New York City Mayor Bill de Blasio will forego marching in the city's St. Patrick's Day parade, rejecting the event organizers' prohibition on pro-gay rights expression.
"I will be participating in a number of other events to honor the Irish heritage of this city," the mayor said at a press conference Tuesday. "But I simply disgaree with the organizers of that parade."
De Blasio will be the first mayor in 20 years to not participate in the march down Fifth Avenue. Mayor de Blasio's predecessor, Michael Bloomberg, was also an outspoken advocate of marriage quality, but took part in the annual event during his 12 years in office. Rudolph Giuliani also marched every year he was mayor.
In 1993, then-mayor David Dinkins refused to participate in the event after organizers won a court case to disallow gay Irish-Americans from marching. The judge ruled that event organizers are protected under the First Amendment to choose which participants they'd like to partake in their event. Since then, the event, which is run by private organizers, has banned public expressions touting gay rights.
Even while serving on City Council and as the city's public advocate, de Blasio never participated in the parade.
William Donohue, the president of New York City's Catholic League, quickly blasted the mayor's decision. "Personally, I am delighted," said Donohue. "I lead the Catholic League contingent every year, and I do not want to march with a public official who does not want to be associated with Irish Catholics."
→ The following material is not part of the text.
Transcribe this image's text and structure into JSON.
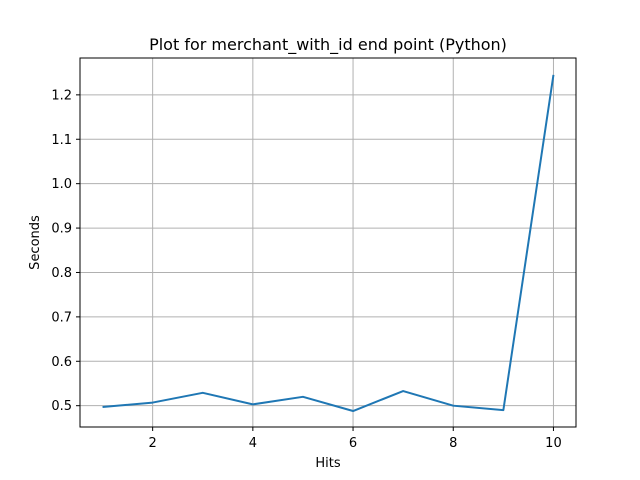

Around 200,000 participants march in the event, which draws an audience of more than 1 million bystanders. The event will include traditional Irish dancers, bands, and thousands of uniformed city workers from local police, fire, corrections and sanitation departments.
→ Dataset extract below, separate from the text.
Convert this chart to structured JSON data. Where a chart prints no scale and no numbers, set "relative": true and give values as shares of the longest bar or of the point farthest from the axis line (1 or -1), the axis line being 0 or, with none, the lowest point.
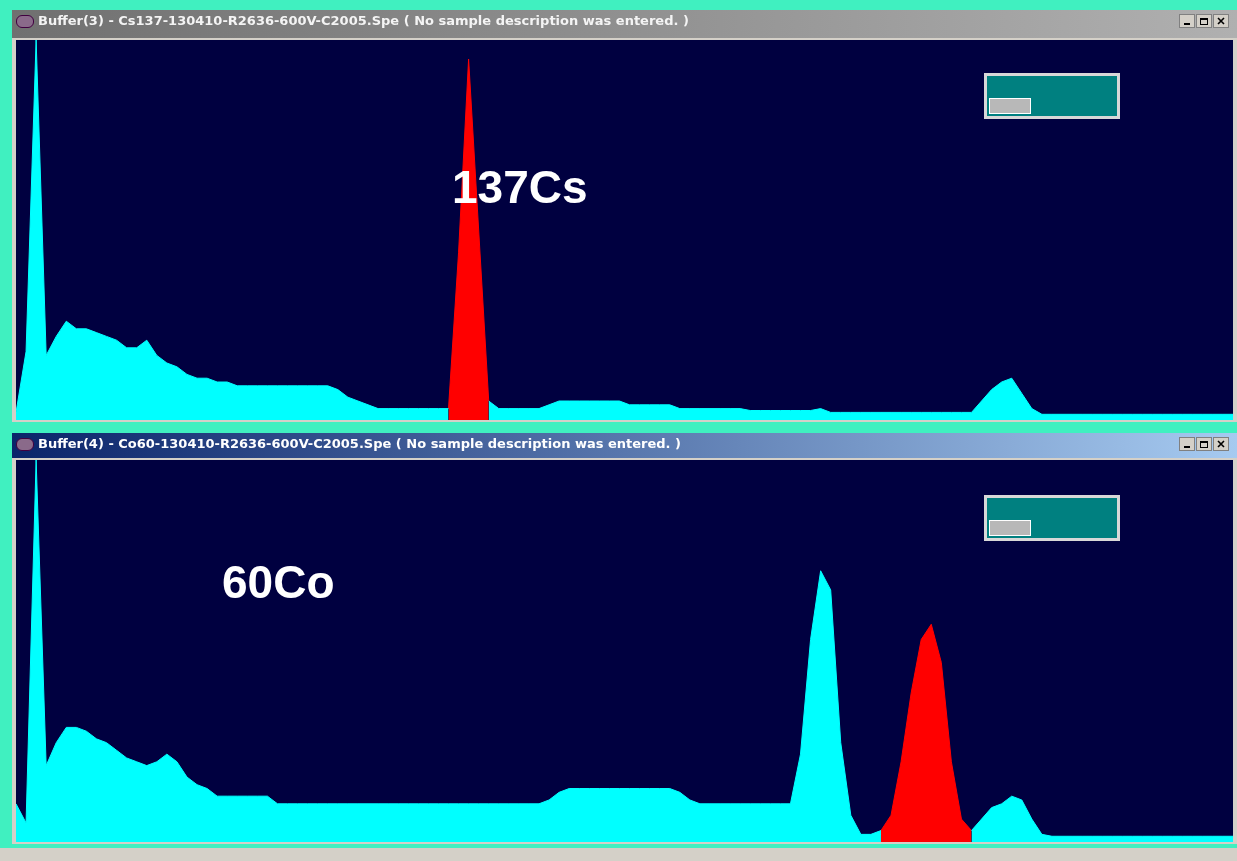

Public Advocate Letitia James, along with other city officials, signed a petition calling for the mayor to ban city workers from marching in the parade while wearing their uniforms since members of the LGBT community could not publicly display anything that would promote their community.
Bill de Blasio disagreed, saying that he would not ask city workers to do so.
"I believe uniformed city workers have a right to participate if they choose to, and I respect that right," de Blasio said.
The parade will take place on March 17.